= Blasco I d'Alagona =

Aragonese nobleman and soldier

Blasco I Alagona or d'Alagona (died 1301), called the Elder, was an Aragonese nobleman and soldier in the service of the Kingdom of Sicily after 1285. His family was originally from Alagón. As a military commander, he was noted for his adept use of mobile infantry against heavy cavalry.

== Biography ==
Blasco was born in the first half of the 13th century. He probably served Peter III of Aragon (died 1285) in the conquest of Sicily (1282), since he was already established there in November 1285, when he witnessed the sale by Peter's heir, Alfonso III, of his right to Sicily to his brother James. He was entrusted with important military and administrative tasks by James. In 1291, he captured Montalto in Calabria and made its Neapolitan commander, Guidone da Primerano, a prisoner. At the end of the year, he was summoned to Aragon by James, who had succeeded Alfonso in the interim, to answer charges of embezzlement. He returned to Sicily and was preparing another campaign when he was recalled a second time to Aragon in 1294. When James renounced his claim on Sicily in the Treaty of Anagni the following year (1295), Blasco left his court without permission and returned to Sicily.

In 1296, Frederick III, who had been proclaimed king by the Sicilians in opposition to the Treaty of Anagni, appointed Blasco a captain in the army. He took part in the king's invasion of Calabria later that year. When James returned to Sicily he left Blasco as his lieutenant in Calabria. In 1297, Blasco was recalled to Sicily under suspicion of treason but was quickly sent back. The Neapolitan admiral Roger of Lauria having occupied Catanzaro in the meantime, Blasco led a small force against the city in the latter half of September and, although outnumbered, won a major victory. In January 1299, Frederick rewarded Blasco for his service with the castle and lands of Naso, confiscated from the traitors Giovanni and Matteo Barresi.

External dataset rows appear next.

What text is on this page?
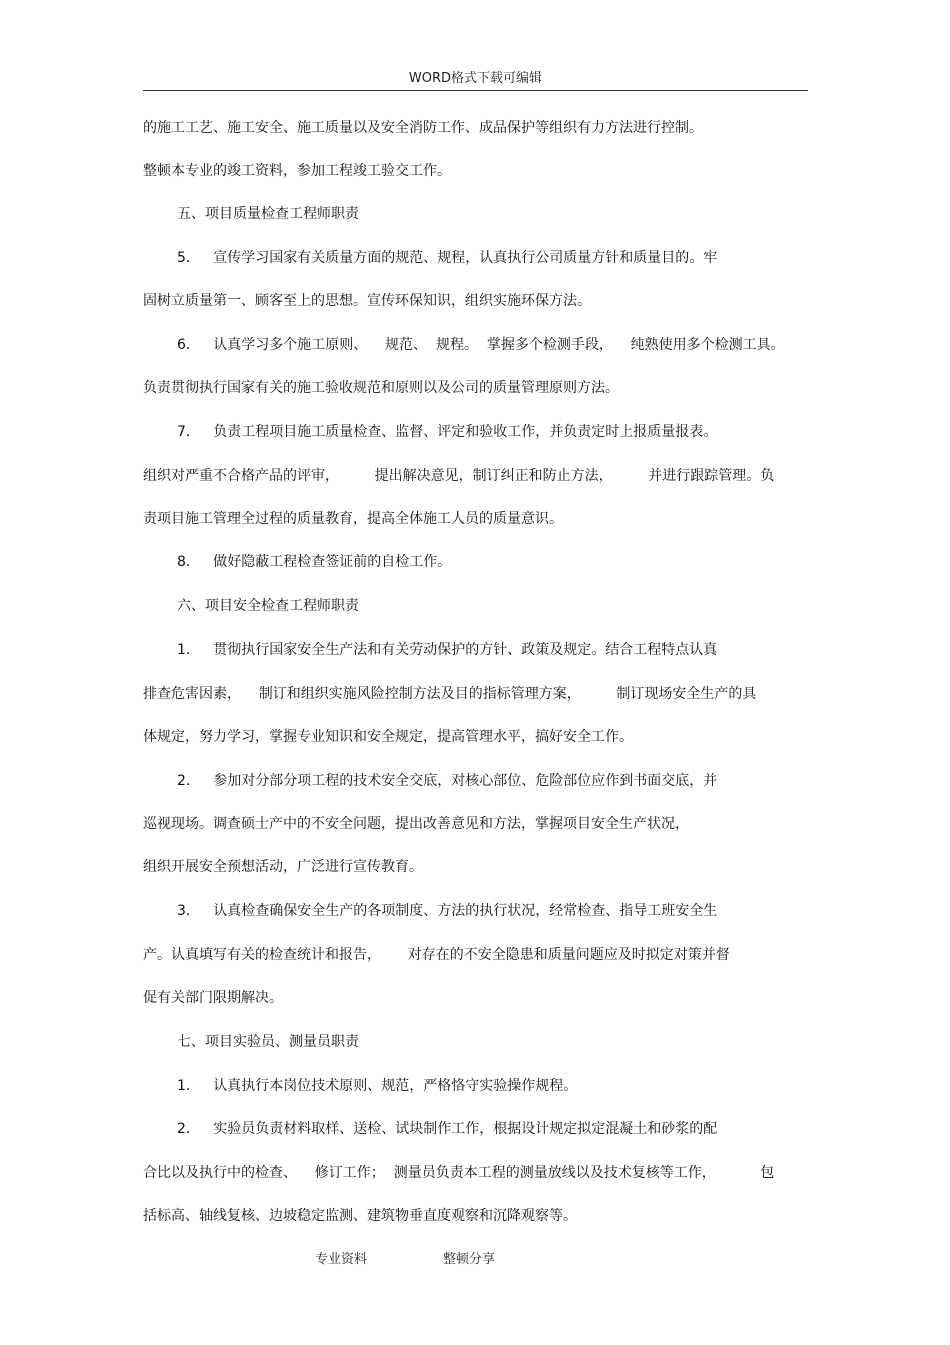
WORD格式下载可编辑
的施工工艺、施工安全、施工质量以及安全消防工作、成品保护等组织有力方法进行控制。
整顿本专业的竣工资料，参加工程竣工验交工作。
五、项目质量检查工程师职责
5．   宣传学习国家有关质量方面的规范、规程，认真执行公司质量方针和质量目的。牢
固树立质量第一、顾客至上的思想。宣传环保知识，组织实施环保方法。
6．   认真学习多个施工原则、    规范、  规程。  掌握多个检测手段，    纯熟使用多个检测工具。
负责贯彻执行国家有关的施工验收规范和原则以及公司的质量管理原则方法。
7．   负责工程项目施工质量检查、监督、评定和验收工作，并负责定时上报质量报表。
组织对严重不合格产品的评审，        提出解决意见，制订纠正和防止方法，        并进行跟踪管理。负
责项目施工管理全过程的质量教育，提高全体施工人员的质量意识。
8．   做好隐蔽工程检查签证前的自检工作。
六、项目安全检查工程师职责
1．   贯彻执行国家安全生产法和有关劳动保护的方针、政策及规定。结合工程特点认真
排查危害因素，    制订和组织实施风险控制方法及目的指标管理方案，        制订现场安全生产的具
体规定，努力学习，掌握专业知识和安全规定，提高管理水平，搞好安全工作。
2．   参加对分部分项工程的技术安全交底，对核心部位、危险部位应作到书面交底，并
巡视现场。调查硕士产中的不安全问题，提出改善意见和方法，掌握项目安全生产状况，
组织开展安全预想活动，广泛进行宣传教育。
3．   认真检查确保安全生产的各项制度、方法的执行状况，经常检查、指导工班安全生
产。认真填写有关的检查统计和报告，      对存在的不安全隐患和质量问题应及时拟定对策并督
促有关部门限期解决。
七、项目实验员、测量员职责
1．   认真执行本岗位技术原则、规范，严格恪守实验操作规程。
2．   实验员负责材料取样、送检、试块制作工作，根据设计规定拟定混凝土和砂浆的配
合比以及执行中的检查、    修订工作；  测量员负责本工程的测量放线以及技术复核等工作，          包
括标高、轴线复核、边坡稳定监测、建筑物垂直度观察和沉降观察等。
专业资料	整顿分享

At the Battle of Capo d'Orlando (4 July 1299), in which Frederick's navy defeated a combined Neapolitan–Aragonese fleet trying to enforce the Treaty of Anagni, Blasco's actions were credited with saving the king's flagship. At the Battle of Falconaria (1 December 1299), he commanded the left wing and was given credit for the victory. In 1300, his infantry defeated the Neapolitan cavalry at the Battle of Gagliano, capturing Walter V, Count of Brienne. The following year he died during the Siege of Messina, possibly from consuming rotten food.